Suppose, for example, that you have a dataframe with \(N\) rows and three numerical columns labelled: y, a and b. You would like to construct a linear regression model for y based on a, b and their interaction: \[ y = \alpha + \beta_a a + \beta_b b + \beta_{ab} ab + \varepsilon \] with \(\varepsilon \sim \mathcal{N}(0, \sigma^2)\). Rather than manually constructing the required matrices to pass to the regression solver, you could specify a formula of form:

y ~ a + b + a:b
When furnished with this formula and the dataframe, Formulaic (or indeed any other formula implementation) would generate two model matrix objects: an \( N \times 1 \) matrix \(Y\) for the response variable y, and an \( N \times 4 \) matrix \(X\) for the input columns intercept, a, b, and a * b. You can then directly pass these matrices to your regression solver, which internally will solve for \(\beta\) in: \[ Y = X\beta + \varepsilon. \]

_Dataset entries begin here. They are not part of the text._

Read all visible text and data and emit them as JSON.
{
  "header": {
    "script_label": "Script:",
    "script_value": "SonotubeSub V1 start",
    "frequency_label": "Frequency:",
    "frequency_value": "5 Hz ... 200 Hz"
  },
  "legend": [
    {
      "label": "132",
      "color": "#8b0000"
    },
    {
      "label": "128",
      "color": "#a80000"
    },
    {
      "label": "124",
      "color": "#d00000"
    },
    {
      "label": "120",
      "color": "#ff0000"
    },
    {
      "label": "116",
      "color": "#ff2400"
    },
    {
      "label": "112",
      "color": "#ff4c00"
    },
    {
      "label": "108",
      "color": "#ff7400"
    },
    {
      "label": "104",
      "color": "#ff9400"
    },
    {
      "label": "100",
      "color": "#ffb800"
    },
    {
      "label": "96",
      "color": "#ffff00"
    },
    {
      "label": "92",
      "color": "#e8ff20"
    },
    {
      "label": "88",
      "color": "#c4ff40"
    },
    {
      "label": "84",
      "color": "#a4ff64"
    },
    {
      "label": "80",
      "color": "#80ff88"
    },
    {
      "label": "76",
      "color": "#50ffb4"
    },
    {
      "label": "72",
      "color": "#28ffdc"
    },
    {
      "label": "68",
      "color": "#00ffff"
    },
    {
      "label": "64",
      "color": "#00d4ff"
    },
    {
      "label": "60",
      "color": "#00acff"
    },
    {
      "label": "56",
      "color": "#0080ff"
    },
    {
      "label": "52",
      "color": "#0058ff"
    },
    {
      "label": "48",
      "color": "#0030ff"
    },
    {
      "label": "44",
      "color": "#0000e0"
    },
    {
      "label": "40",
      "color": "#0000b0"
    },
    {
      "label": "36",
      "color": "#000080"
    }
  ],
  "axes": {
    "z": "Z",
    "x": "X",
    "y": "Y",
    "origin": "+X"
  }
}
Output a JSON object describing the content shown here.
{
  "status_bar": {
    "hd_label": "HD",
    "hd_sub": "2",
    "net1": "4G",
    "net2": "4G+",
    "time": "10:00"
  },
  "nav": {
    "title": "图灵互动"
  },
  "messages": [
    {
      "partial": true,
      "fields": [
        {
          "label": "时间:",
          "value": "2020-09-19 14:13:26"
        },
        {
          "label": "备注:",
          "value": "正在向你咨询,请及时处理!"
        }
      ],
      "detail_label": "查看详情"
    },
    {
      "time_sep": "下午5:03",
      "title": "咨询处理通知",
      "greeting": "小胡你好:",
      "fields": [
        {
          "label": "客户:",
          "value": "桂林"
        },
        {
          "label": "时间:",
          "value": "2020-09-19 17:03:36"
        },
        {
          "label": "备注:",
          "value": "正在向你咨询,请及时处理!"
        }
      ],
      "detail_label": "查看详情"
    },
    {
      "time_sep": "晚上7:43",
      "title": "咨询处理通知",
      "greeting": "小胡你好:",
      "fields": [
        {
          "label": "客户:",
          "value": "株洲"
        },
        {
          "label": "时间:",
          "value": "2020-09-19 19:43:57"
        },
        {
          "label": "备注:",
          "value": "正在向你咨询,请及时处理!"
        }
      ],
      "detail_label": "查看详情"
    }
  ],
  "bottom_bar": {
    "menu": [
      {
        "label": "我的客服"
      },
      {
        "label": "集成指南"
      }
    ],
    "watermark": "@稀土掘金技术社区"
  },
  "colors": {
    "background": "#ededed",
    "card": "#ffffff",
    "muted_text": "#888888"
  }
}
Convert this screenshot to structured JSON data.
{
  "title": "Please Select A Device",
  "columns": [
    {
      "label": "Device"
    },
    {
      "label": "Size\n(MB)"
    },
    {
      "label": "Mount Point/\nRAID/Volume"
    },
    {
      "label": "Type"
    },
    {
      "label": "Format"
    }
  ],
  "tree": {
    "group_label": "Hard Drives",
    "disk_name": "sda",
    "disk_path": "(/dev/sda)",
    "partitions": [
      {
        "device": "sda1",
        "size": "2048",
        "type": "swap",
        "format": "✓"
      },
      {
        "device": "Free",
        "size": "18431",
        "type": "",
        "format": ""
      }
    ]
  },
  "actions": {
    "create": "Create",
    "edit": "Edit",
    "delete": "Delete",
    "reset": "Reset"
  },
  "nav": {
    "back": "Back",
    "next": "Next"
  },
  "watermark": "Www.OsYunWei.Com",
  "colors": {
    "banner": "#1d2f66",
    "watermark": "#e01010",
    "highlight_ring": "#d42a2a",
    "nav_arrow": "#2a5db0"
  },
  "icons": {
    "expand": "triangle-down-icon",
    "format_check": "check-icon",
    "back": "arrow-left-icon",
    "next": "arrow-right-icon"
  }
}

The true value of formulas becomes more apparent as model complexity increases, where they can be a huge time-saver. For example:

~ (f1 + f2 + f3) * (x1 + x2 + scale(x3))
tells the formula interpreter to consider 16 fields of input data, corresponding to an intercept (1), each of the f* fields (3), each of the x* fields (3), and the combination of each f with each x (9). It also instructs the materializer to ensure that the x3 column is rescaled during the model matrix materialization phase such that it has mean zero and standard error of 1. If any of these columns is categorical in nature, they would by default also be one-hot/dummy encoded. Depending on the formula interpreter (including Formulaic), extra steps would also be taken to ensure that the resulting model matrix is structurally full-rank.

As an added bonus, some formula implementations (including Formulaic) can remember any choices made during the materialization process, and apply them to consistently to new data, making it possible to easily generate new data that conforms to the same structure as the training data. For example, the scale(...) transform in the example above makes use of the mean and variance of the column to be scaled. Any future data should, however, should not undergo scaling based on its own mean and variance, but rather on the mean and variance that was measured for the training data set (otherwise the new dataset will not be consistent with the expectations of the trained model which will be interpreting it).

Limitations

Formulas are a very flexible tool, and can be augmented with arbitrary user-defined transforms. However, some transformations required by certain models may be more elegantly defined via a pre-formula dataframe operation or post-formula model matrix operation. Another consideration is that the default encoding and materialization choices for data are aligned with linear regression. If you are using a tree model, for example, you may not be interested in dummy encoding of "categorical" features, and this type of transform would have to be explicitly noted in the formula. Nevertheless, even in these cases, formulas are an excellent tool, and can often be used to greatly simplify data preparation workflows.

Where to from here?

To learn about the full set of features supported by the formula language as implemented by Formulaic, please review the Formula Grammar. To get a feel for how you can use formulaic to transform your dataframes into model matrices, please review the Quickstart.


  1. Wilkinson, G. N., and C. E. Rogers. Symbolic description of factorial models for analysis of variance. J. Royal Statistics Society 22, pp. 392–399, 1973.